In terms of the physical world, $T$ involves everything that moves the equilibrium, not only temperature. For example in the solubility scenario it can point to the amount of solvent - with enough water sugar can be totally dissolved, which corresponds to a very high $T$ so that every data observation goes into a singleton cluster. Relaxation strength can better describe this parameter. The physical phenomenon is more complex than what is discussed above, and there’s no need to dive into individual factors that affect the equilibrium to introduce the clustering method.

The most similar method discussed by Marek Gagolewski et al. (2023) is ITM by Andreas C. M¨uller et al. (2012). Their method requires the number of clusters $k$ as input and targets at maximizing the mutual information between input data and output labels.
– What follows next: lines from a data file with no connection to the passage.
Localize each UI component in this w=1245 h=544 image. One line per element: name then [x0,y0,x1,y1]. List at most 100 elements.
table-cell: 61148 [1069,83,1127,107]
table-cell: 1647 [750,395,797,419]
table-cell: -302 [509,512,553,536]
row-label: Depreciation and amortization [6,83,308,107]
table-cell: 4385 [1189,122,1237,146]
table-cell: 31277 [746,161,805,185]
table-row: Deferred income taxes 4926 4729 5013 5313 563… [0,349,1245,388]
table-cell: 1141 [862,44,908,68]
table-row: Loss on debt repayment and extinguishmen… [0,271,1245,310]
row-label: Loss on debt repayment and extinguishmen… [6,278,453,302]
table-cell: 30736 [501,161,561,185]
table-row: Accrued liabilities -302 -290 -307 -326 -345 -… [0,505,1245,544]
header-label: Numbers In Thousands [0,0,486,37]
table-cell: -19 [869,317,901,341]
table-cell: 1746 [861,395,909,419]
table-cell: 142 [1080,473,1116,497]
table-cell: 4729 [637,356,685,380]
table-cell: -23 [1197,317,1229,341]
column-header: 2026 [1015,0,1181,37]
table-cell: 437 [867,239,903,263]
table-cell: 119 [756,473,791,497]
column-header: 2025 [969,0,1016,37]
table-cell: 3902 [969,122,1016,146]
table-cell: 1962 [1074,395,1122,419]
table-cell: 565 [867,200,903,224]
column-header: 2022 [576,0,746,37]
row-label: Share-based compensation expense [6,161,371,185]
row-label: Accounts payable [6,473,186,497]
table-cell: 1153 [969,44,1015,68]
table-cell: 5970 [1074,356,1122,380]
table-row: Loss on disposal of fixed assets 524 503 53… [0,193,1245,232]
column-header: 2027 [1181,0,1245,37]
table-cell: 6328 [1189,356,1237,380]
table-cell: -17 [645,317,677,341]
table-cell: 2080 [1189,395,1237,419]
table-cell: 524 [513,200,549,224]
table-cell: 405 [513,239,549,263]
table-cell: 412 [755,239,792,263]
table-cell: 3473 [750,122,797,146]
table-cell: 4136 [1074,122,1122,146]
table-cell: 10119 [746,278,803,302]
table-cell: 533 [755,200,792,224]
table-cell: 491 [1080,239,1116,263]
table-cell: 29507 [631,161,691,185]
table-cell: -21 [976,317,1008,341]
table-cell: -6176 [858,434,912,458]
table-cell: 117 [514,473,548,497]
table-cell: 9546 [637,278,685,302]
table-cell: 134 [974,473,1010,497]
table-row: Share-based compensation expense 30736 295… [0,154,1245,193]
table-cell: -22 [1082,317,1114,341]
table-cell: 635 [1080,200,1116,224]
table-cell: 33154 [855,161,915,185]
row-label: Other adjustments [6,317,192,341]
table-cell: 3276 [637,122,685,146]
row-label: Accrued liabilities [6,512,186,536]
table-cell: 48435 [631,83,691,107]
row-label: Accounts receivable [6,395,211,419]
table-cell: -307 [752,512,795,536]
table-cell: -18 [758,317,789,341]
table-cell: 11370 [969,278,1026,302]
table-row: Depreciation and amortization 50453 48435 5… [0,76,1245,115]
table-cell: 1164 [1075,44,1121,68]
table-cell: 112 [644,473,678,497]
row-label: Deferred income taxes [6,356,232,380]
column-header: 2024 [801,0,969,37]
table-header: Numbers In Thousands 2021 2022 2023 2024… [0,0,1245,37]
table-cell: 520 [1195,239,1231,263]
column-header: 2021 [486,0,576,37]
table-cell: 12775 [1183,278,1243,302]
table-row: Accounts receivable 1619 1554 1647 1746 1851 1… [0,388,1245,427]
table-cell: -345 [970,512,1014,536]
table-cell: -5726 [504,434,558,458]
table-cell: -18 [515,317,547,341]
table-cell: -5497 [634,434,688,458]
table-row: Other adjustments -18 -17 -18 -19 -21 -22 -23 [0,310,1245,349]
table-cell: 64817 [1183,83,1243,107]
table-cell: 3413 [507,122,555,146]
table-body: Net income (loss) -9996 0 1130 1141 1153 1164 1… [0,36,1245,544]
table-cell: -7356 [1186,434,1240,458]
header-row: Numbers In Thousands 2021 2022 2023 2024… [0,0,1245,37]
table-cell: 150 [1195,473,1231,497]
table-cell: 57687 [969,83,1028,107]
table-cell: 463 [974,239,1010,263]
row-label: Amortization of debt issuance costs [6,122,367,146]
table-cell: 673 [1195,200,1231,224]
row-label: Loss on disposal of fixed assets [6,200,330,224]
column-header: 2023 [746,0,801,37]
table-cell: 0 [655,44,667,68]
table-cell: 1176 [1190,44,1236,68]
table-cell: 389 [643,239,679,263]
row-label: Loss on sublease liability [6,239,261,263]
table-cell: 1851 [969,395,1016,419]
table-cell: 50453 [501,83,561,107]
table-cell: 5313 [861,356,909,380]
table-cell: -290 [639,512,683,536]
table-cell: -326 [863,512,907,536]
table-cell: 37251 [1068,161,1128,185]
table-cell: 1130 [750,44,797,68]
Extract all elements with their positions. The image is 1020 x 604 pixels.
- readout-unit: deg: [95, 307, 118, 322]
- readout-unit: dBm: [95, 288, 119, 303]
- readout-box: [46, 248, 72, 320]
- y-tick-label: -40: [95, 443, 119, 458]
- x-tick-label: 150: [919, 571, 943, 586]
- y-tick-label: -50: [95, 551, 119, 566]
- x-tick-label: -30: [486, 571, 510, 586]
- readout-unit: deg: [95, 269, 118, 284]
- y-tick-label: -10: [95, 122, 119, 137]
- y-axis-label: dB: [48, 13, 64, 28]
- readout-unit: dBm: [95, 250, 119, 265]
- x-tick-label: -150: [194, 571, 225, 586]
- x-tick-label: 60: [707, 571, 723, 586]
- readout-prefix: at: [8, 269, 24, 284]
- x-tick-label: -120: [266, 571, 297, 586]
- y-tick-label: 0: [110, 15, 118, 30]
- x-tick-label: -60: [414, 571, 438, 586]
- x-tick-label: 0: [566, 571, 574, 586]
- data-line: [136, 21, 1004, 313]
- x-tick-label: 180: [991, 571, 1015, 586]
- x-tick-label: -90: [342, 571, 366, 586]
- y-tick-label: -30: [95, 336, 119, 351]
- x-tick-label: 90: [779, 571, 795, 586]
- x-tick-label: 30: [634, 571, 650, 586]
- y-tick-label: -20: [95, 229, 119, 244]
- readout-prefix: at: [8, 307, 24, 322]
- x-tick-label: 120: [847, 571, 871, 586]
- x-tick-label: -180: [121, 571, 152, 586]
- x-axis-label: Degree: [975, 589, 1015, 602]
Following a similar greedy MST-cut approach, it focuses on intra-cluster entropy instead of our inter-cluster (intra-system) entropy.

This method may also have more advanced applications, such as a multi-stage clustering process which simulates the fine fractionation operation in chemical production: at a higher temperature, the first aggregated cluster is removed from the system, and then gradually cool down to remove the subsequent clusters step by step at different levels of temperature. The gravitational effect of agglomerated weight is yet to be further explored and may have its potential applications.